L’effetto Coronavirus si sta abbattendo anche sul mondo del Wellness e del Fitness, coinvolgendo senza distinzione di sorta le varie attività.
Il Presidente del Consiglio, Giuseppe Conte, ha firmato ieri sera il Dpcm 9 marzo 2020 recante nuove misure  per il contenimento e il contrasto del diffondersi del virus Covid-19 sull';intero territorio nazionale. Con. particolare riferimento all'attività sportiva, la lettera d) dell'art. 1 decreto del Presidente del Consiglio dei ministri 8 marzo 2020; sostituita dalla seguente: «d) sono sospesi gli eventi e le competizioni sportive di ogni ordine e disciplina, in luoghi pubblici o privati. Gli impianti sportivi sono utilizzabili, a porte chiuse, soltanto per le sedute di allenamento degli atleti, professionisti e non professionisti, riconosciuti di interesse nazionale dal Comitato olimpico nazionale italiano (CONI) e dalle rispettive federazioni, in vista della loro partecipazione ai giochi olimpici o a manifestazioni nazionali ed internazionali; resta consentito esclusivamente lo svolgimento degli eventi e delle competizioni sportive organizzati da organismi sportivi internazionali, all' interno di impianti sportivi utilizzati a porte chiuse, ovvero all'aperto senza la presenza di pubblico; in tutti tali casi, le associazioni e le società; sportive, a mezzo del proprio personale medico, sono tenute ad effettuare i controlli idonei a contenere il rischio di diffusione del virus COVID-19 tra gli atleti, i tecnici, i dirigenti e tutti gli accompagnatori che vi partecipano; lo sport e le attività motorie svolti all'aperto sono ammessi esclusivamente a condizione che sia possibile consentire il rispetto della distanza interpersonale di un metro;»

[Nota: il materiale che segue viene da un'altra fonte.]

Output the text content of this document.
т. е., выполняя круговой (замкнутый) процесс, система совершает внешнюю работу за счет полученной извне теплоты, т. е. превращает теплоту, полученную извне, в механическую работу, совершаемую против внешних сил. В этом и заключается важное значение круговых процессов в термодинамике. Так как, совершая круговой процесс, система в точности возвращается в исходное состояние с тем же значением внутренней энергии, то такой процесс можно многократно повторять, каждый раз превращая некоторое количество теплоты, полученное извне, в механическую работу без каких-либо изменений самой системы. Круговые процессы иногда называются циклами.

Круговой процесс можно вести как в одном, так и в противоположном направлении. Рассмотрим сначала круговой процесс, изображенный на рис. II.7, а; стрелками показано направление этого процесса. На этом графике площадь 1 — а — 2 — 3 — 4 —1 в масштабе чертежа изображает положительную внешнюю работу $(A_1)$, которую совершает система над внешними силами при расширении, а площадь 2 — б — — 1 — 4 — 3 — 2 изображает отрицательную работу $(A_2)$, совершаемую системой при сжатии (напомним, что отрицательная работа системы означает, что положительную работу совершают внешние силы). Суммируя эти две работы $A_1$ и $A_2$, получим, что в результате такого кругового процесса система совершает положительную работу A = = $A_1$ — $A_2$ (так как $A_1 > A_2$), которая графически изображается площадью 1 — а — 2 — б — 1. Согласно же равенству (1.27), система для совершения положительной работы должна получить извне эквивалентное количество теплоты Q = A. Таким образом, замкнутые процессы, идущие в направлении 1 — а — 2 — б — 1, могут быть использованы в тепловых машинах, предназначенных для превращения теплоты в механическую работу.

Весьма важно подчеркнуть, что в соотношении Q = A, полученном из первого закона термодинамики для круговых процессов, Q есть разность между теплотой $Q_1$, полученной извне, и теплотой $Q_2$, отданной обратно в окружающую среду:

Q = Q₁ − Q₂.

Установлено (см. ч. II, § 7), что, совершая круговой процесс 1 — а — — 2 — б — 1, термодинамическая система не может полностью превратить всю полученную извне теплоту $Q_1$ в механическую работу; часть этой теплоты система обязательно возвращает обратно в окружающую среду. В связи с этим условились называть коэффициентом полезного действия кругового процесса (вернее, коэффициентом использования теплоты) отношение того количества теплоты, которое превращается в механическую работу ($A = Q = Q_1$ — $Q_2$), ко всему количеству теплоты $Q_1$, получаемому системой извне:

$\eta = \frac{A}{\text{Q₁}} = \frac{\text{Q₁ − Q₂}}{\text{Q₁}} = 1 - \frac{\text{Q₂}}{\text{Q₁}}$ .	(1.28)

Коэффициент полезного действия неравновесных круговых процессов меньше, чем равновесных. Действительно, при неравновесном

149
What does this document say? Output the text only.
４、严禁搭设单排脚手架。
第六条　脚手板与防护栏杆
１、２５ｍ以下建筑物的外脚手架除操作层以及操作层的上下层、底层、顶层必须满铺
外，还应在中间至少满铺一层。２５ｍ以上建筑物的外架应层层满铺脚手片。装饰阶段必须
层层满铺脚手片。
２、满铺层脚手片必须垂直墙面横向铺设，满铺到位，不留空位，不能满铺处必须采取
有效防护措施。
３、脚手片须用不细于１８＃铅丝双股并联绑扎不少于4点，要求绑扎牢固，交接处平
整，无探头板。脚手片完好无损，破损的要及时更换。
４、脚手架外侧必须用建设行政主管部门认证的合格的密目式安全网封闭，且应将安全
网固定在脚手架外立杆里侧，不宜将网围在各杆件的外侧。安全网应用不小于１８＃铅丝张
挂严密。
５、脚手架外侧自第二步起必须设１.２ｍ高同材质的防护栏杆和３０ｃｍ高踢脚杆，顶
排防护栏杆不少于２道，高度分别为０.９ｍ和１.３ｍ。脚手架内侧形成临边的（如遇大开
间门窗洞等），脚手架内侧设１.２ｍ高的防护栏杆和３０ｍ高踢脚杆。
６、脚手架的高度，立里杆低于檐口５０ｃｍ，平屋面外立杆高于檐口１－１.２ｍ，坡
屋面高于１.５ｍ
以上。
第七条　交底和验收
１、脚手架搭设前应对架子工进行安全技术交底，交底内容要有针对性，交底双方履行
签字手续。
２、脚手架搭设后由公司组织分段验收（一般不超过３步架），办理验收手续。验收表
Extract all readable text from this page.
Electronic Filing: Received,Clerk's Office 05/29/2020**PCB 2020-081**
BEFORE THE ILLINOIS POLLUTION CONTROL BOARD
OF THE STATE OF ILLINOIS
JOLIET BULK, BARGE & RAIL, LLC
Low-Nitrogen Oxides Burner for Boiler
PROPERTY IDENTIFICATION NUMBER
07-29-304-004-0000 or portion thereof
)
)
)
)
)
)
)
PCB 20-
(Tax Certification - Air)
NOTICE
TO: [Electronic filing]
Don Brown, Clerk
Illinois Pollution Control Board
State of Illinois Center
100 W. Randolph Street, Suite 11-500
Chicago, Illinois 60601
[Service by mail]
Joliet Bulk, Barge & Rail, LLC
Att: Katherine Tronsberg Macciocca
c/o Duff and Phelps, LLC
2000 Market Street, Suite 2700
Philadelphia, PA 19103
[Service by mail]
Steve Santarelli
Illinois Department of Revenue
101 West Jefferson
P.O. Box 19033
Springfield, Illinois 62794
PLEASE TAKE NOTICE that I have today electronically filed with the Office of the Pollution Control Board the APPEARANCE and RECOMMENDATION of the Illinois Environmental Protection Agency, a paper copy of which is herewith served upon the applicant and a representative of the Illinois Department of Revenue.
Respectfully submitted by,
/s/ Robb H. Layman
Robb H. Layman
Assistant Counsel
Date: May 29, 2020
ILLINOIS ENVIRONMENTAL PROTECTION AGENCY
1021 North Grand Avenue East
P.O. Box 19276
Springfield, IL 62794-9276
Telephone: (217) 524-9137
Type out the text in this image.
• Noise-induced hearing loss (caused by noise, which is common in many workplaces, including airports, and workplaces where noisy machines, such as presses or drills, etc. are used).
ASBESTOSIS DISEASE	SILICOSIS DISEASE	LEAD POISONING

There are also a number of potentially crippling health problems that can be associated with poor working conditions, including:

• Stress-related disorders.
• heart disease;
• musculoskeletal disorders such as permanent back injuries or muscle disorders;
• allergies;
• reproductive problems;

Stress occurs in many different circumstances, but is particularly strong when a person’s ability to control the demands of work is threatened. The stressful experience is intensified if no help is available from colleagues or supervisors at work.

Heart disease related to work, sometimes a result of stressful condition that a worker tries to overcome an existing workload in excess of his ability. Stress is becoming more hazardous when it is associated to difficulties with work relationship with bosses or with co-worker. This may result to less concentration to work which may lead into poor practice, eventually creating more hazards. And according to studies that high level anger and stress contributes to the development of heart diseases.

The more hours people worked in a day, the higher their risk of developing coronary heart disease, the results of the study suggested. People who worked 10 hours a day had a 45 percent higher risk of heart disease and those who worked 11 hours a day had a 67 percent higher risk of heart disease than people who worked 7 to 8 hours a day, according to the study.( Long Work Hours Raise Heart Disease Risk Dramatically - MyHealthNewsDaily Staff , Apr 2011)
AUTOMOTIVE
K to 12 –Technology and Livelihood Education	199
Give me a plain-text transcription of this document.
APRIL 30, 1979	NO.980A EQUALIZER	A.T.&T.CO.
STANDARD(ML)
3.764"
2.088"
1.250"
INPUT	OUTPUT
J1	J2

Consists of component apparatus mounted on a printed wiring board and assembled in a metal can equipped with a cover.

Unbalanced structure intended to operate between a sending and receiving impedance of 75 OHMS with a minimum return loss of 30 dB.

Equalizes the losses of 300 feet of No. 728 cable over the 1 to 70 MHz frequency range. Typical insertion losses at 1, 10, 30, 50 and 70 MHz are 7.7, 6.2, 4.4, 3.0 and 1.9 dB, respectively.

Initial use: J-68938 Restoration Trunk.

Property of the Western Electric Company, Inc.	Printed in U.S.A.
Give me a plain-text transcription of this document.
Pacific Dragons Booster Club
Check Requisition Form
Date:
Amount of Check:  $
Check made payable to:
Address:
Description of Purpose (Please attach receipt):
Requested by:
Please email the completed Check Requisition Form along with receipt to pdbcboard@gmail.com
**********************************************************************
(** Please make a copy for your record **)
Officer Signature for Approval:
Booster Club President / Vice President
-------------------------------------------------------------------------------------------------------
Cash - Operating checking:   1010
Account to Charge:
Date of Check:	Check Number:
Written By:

Nell’interesse dei professionisti legati al wellness e al movimento che PASBeM rappresenta e degli stessi utenti, l’associazione ritiene opportuno sensibilizzare le istituzioni verso l’adozione di misure di sostegno economico per il settore e la definizione di ulteriori misure di cautela integrative, a tutela di operatori e clienti. A oggi purtroppo è mancata la partecipazione di chi rappresenta il mondo del benessere e dello sport a tutti i tavoli di confronto convocati dal Governo.
Vi informeremo di eventuali variazioni e nuovi provvedimenti.
Siamo consapevoli che ciò comporterà notevoli disagi economici, ma sappiamo che ciò si rende. assolutamente necessario per l'emergenza sanitaria in corso.